"Should we fine-tune or use RAG?" is one of the most common architecture questions when building LLM-powered applications. Most discussions frame it as a debate. It is better framed as a decision tree: the answer depends on what problem you are actually trying to solve.
This article gives you a concrete framework with criteria, a cost and latency comparison table, and working code for both approaches.
The core distinction
Before the framework: understand what each technique actually changes.
RAG (Retrieval-Augmented Generation) changes what the model knows at inference time by injecting retrieved context into the prompt.
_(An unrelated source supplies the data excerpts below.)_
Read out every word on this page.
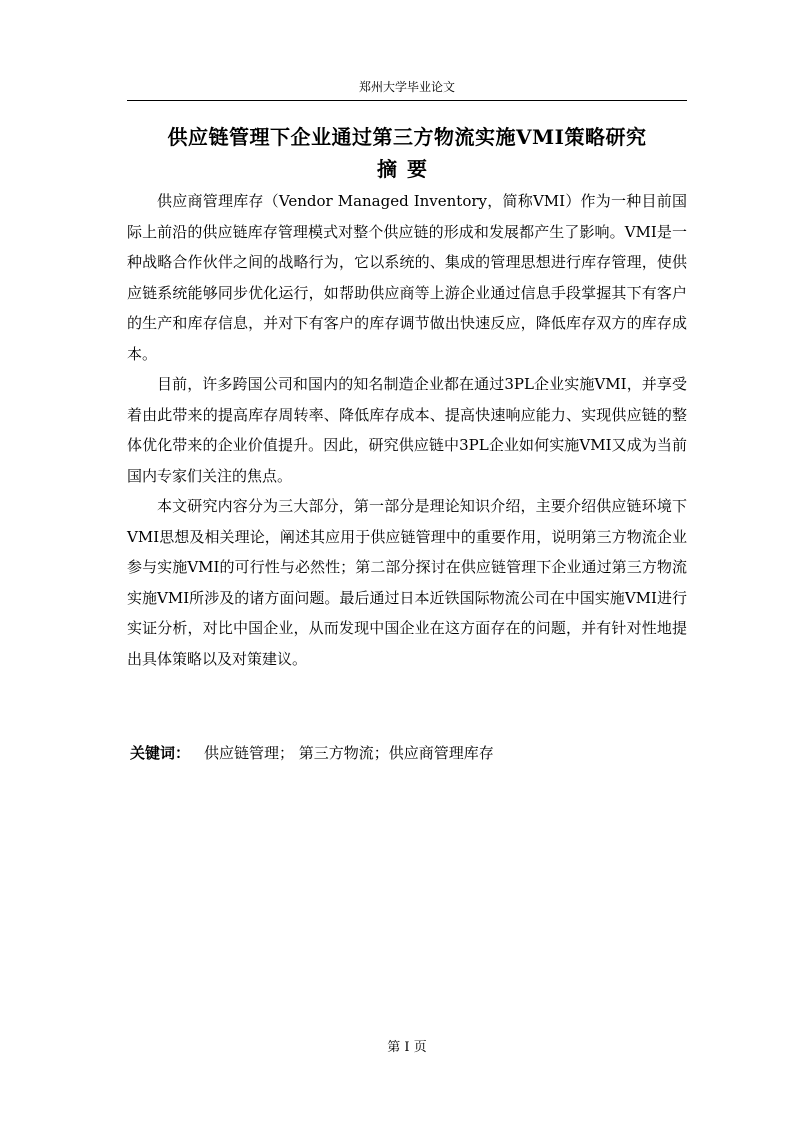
郑州大学毕业论文
供应链管理下企业通过第三方物流实施VMI策略研究
摘要

供应商管理库存（Vendor Managed Inventory，简称VMI）作为一种目前国际上前沿的供应链库存管理模式对整个供应链的形成和发展都产生了影响。VMI是一种战略合作伙伴之间的战略行为，它以系统的、集成的管理思想进行库存管理，使供应链系统能够同步优化运行，如帮助供应商等上游企业通过信息手段掌握其下有客户的生产和库存信息，并对下有客户的库存调节做出快速反应，降低库存双方的库存成本。

目前，许多跨国公司和国内的知名制造企业都在通过3PL企业实施VMI，并享受着由此带来的提高库存周转率、降低库存成本、提高快速响应能力、实现供应链的整体优化带来的企业价值提升。因此，研究供应链中3PL企业如何实施VMI又成为当前国内专家们关注的焦点。

本文研究内容分为三大部分，第一部分是理论知识介绍，主要介绍供应链环境下VMI思想及相关理论，阐述其应用于供应链管理中的重要作用，说明第三方物流企业参与实施VMI的可行性与必然性；第二部分探讨在供应链管理下企业通过第三方物流实施VMI所涉及的诸方面问题。最后通过日本近铁国际物流公司在中国实施VMI进行实证分析，对比中国企业，从而发现中国企业在这方面存在的问题，并有针对性地提出具体策略以及对策建议。

关键词： 供应链管理； 第三方物流；供应商管理库存
第 I 页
The base model weights are unchanged.
Fine-tuning changes how the model behaves by updating weights on domain-specific examples. The model's knowledge at inference time is still its training cutoff — retrieval is not involved.
This distinction immediately rules out common misuses:
- Fine-tuning cannot teach a model recent facts (weights are frozen post-training)
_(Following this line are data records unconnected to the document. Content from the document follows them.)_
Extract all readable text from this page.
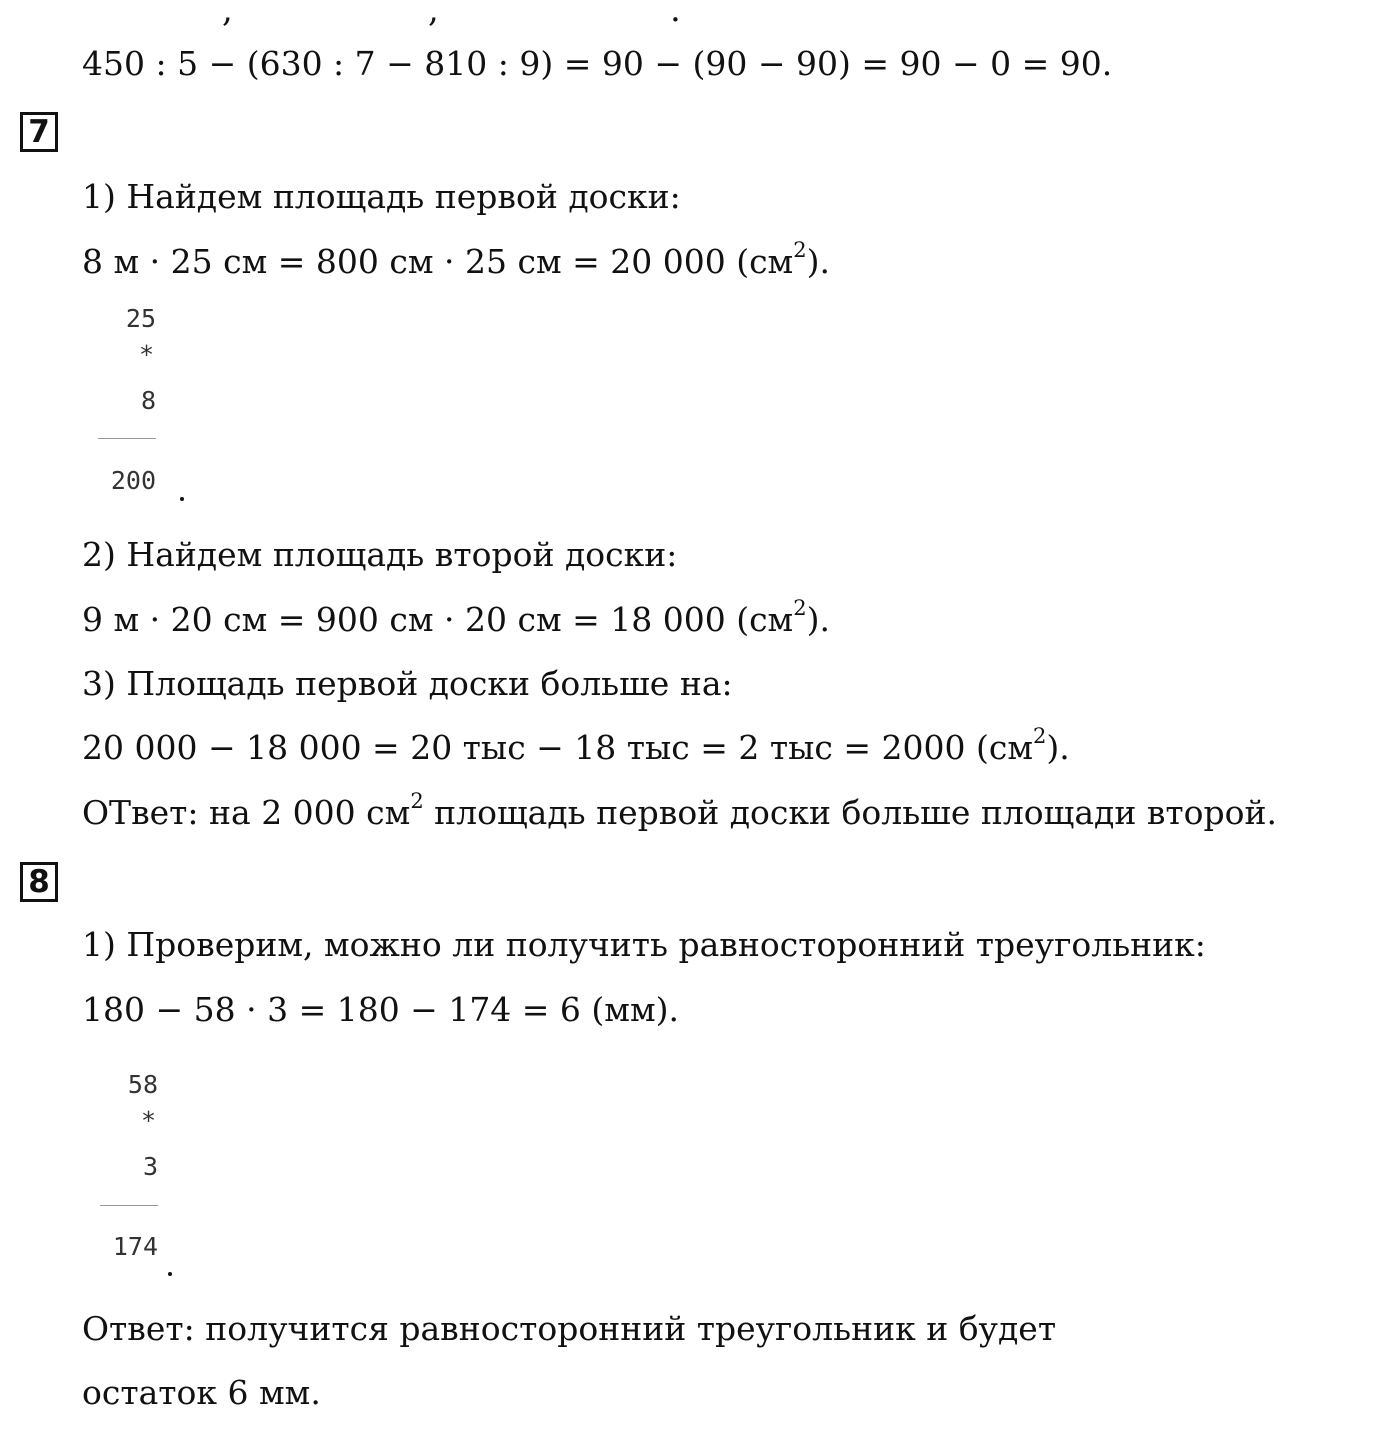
,	,	.
450 : 5 − (630 : 7 − 810 : 9) = 90 − (90 − 90) = 90 − 0 = 90.
7
1) Найдем площадь первой доски:
8 м · 25 см = 800 см · 25 см = 20 000 $(см^2)$.
25
*
8
200
2) Найдем площадь второй доски:
9 м · 20 см = 900 см · 20 см = 18 000 $(см^2)$.
3) Площадь первой доски больше на:
20 000 − 18 000 = 20 тыс − 18 тыс = 2 тыс = 2000 $(см^2)$.
ОТвет: на 2 000 $см^2$ площадь первой доски больше площади второй.
8
1) Проверим, можно ли получить равносторонний треугольник:
180 − 58 · 3 = 180 − 174 = 6 (мм).
58
*
3
174
Ответ: получится равносторонний треугольник и будет
остаток 6 мм.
- RAG cannot teach a model a new response format or writing style (you cannot retrieve "tone")
The decision framework
Work through these questions in order:
Q1: Does your application need information that changes over time?
If yes → use RAG. Fine-tuning a new model every time your knowledge base updates is impractical and expensive. RAG lets you update the document store without touching the model.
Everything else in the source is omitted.